Why latents win: Latent targets expose the compositional, hierarchical structure of the data directly, so the learner does not have to reconstruct it from surface tokens. That is the mechanism behind the data-efficiency gain.
Hierarchy may be implicit: The analysis suggests that explicit hierarchical stacking, as in H-JEPA, can be largely redundant, because methods like data2vec already learn hierarchical structure implicitly.
Why it matters: As token-prediction scaling laws press against data limits, this gives a principled argument for self-supervised objectives that predict abstractions instead of tokens. It is a theoretical foundation for why world-model-style training could beat brute-force next-token prediction on sample efficiency.
8. A Primer on Post-Training Reasoning Data
This primer is the first to pull the scattered post-training reasoning-data literature into one place, synthesizing over 150 public studies and system reports that previously lived across dataset papers, RL write-ups, and lab reports. It organizes the field around four questions: what data objects exist, what makes them useful, how they are constructed, and how they scale. The key reframing is that a reasoning-data item is more than a prompt-response pair: it packages a problem or state, model behavior, judging feedback, and attribution metadata, with usefulness defined relative to the verifier and the rest of the corpus rather than in isolation.

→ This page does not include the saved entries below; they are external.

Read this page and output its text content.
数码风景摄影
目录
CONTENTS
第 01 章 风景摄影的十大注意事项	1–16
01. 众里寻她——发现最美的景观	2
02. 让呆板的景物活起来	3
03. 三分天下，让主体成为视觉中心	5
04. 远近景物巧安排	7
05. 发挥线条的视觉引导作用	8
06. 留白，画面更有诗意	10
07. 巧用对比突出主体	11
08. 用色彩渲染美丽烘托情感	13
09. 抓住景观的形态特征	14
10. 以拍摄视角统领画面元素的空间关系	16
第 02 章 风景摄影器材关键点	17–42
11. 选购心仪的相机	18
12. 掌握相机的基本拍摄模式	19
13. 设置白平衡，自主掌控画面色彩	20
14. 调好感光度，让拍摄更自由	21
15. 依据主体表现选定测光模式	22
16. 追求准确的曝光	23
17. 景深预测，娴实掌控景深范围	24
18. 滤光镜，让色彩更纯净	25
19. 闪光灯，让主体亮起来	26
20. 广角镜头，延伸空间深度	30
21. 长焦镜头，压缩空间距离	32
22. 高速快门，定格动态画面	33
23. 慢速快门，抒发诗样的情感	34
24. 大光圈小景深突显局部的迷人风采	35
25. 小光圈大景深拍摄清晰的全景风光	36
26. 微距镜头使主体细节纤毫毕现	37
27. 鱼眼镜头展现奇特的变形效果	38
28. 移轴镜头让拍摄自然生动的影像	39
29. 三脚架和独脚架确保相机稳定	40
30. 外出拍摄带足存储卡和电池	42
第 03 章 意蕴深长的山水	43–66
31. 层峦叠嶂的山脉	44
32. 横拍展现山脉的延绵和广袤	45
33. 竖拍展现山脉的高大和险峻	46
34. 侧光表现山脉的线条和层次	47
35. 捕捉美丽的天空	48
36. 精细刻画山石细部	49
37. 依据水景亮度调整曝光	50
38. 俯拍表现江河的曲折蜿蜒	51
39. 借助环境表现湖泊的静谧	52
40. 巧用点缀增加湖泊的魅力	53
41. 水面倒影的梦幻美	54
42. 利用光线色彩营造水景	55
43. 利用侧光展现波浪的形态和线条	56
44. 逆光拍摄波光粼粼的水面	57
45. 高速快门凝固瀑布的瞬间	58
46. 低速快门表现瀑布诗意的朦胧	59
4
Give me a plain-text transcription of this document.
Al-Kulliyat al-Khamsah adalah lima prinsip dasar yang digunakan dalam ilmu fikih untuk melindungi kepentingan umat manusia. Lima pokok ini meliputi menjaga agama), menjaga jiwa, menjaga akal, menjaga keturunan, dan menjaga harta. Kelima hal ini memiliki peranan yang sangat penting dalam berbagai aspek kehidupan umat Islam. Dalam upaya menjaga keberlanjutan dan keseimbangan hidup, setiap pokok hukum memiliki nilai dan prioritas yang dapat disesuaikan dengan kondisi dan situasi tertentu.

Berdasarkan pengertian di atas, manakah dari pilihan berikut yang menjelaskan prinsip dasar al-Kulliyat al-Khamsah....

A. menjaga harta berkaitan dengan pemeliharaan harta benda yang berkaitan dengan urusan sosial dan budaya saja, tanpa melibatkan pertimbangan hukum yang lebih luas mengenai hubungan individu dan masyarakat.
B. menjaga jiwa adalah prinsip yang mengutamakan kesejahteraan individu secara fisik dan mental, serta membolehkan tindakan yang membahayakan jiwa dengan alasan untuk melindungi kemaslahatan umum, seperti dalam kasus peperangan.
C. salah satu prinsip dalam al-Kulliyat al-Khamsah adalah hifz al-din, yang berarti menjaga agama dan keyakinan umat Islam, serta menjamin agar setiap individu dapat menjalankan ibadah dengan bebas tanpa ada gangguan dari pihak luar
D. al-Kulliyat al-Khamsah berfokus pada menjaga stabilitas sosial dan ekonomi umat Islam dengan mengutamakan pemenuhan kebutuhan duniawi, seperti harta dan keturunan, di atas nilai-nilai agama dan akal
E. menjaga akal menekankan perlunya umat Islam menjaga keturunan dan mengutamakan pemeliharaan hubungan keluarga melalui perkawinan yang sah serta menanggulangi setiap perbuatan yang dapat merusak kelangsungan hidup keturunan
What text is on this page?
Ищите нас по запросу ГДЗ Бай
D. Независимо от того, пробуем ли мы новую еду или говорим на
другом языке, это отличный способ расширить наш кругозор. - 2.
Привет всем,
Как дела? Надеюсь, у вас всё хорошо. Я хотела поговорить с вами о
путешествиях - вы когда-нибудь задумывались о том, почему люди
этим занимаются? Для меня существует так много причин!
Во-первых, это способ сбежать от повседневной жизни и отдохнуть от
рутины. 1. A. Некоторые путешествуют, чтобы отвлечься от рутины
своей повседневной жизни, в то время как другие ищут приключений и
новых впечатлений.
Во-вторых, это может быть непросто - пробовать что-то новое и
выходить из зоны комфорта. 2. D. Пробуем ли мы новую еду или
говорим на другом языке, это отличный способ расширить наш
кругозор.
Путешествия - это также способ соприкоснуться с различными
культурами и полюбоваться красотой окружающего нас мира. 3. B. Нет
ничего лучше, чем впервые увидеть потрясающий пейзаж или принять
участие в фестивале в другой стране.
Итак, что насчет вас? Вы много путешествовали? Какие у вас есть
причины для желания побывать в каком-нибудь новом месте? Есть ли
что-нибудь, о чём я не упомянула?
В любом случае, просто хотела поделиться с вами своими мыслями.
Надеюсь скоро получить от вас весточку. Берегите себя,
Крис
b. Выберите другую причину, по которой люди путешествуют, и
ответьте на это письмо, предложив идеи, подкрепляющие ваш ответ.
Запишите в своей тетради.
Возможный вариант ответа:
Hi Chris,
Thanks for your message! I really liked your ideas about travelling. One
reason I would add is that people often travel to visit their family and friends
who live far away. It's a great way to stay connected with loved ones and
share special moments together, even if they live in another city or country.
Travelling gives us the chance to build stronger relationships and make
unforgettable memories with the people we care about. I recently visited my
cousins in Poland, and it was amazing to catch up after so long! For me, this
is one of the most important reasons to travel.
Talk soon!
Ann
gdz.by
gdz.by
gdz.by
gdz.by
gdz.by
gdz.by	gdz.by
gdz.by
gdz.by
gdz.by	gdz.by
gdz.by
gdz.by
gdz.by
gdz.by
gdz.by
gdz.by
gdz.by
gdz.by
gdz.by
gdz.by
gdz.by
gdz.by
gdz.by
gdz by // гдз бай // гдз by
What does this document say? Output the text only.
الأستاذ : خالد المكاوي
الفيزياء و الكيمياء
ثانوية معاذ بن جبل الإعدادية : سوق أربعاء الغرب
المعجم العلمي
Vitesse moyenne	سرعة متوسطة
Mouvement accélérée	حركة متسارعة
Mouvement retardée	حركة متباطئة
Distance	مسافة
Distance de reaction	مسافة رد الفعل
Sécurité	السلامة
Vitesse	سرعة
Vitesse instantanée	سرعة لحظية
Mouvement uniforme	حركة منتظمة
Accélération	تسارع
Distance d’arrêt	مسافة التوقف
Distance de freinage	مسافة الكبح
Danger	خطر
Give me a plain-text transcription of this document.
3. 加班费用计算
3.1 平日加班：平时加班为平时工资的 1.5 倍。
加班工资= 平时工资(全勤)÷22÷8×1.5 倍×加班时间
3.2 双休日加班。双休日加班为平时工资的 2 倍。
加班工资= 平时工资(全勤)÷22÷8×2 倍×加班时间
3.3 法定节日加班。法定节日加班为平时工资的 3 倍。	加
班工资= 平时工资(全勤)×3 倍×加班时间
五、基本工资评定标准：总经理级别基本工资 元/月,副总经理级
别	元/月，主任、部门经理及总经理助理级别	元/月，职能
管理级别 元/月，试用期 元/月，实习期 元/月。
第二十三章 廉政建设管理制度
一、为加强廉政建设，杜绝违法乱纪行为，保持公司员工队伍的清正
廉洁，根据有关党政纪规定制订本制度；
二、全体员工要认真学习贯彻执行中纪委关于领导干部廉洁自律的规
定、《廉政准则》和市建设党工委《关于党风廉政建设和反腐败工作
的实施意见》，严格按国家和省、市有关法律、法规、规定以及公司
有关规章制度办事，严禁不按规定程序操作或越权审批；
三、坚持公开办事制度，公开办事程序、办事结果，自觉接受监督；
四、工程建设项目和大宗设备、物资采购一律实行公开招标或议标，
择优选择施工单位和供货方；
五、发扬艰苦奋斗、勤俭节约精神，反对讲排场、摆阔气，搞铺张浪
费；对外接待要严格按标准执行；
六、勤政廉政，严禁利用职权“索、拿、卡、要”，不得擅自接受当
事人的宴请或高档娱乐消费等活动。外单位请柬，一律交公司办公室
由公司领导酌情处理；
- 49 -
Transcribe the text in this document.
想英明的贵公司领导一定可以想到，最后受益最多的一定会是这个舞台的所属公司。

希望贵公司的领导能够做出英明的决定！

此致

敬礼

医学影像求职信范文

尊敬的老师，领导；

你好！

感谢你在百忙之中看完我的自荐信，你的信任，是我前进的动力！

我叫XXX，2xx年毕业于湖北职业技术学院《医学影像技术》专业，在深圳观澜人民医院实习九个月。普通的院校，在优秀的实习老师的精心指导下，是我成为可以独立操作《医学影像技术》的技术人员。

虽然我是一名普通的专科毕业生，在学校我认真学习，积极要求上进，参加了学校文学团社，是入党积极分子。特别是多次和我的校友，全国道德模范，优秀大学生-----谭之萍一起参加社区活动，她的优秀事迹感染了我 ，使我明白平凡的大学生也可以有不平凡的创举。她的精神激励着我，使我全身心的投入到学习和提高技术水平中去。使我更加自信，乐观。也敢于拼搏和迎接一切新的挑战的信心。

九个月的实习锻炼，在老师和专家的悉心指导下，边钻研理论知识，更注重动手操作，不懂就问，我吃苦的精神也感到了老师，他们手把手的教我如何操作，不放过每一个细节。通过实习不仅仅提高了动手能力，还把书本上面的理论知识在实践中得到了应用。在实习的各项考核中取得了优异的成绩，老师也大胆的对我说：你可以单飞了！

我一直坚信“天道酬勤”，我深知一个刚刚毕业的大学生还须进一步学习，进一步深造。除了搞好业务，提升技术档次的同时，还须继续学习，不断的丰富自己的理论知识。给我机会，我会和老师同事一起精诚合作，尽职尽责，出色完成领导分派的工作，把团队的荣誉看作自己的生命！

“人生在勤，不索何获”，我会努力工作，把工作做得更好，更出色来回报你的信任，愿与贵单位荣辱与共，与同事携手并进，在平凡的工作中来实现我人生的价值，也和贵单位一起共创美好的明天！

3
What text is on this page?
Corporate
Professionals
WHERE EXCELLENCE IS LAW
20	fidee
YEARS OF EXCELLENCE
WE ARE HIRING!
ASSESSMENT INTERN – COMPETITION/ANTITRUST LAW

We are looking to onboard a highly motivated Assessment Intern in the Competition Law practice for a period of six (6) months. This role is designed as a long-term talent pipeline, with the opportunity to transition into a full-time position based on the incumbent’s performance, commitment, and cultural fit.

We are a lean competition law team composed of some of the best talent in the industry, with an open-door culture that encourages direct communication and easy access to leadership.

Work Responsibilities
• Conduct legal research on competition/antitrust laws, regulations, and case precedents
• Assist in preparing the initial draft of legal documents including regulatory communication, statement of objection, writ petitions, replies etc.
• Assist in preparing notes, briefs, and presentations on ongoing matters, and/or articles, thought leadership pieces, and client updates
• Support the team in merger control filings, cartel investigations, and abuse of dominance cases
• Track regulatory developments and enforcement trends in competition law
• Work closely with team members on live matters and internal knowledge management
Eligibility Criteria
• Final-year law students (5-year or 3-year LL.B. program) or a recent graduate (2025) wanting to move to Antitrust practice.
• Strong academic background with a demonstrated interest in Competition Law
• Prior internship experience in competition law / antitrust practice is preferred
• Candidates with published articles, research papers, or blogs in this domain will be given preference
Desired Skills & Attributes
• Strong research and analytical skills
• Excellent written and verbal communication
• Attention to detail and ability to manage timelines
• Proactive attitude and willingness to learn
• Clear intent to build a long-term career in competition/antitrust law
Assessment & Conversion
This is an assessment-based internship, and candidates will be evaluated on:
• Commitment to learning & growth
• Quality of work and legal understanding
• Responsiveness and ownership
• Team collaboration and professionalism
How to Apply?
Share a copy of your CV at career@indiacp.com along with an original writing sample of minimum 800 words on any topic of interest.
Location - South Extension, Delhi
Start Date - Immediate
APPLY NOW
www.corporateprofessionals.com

9. State-Externalizing Harnesses
Harness-1 is a 20B search agent trained with reinforcement learning inside a stateful harness that offloads routine bookkeeping to the environment. The argument is that search agents are usually trained as policies over a growing transcript, forcing RL to optimize both genuine search decisions and recoverable state like which evidence is useful or which claims are checked. Harness-1 moves that state out of the policy and into an environment-side working memory of candidate pools, an importance-tagged curated set, compact evidence links, and verification records. The 20B agent reaches an average curated recall of 0.730 across eight retrieval benchmarks, beating open-source baselines by 11.4 points and matching or outperforming much larger frontier searchers, with stronger generalization on unseen domains.
10. Do More Agents Help?
This paper studies whether adding agents actually makes a single LLM-driven multi-agent system better, using a Sequential Iterative Multi-Agent System (SIMAS) framework. The finding is that performance does not scale monotonically with agent count but follows a pattern of diminishing returns, with degradation eventually driven by coordination overhead. Effective systems still require a capable base model, the optimal number of agents depends on the task type, and collective intelligence turns out to be a product of strategic interaction design rather than a guaranteed outcome of agent plurality. The takeaway for builders is to design the interaction, not just stack more agents.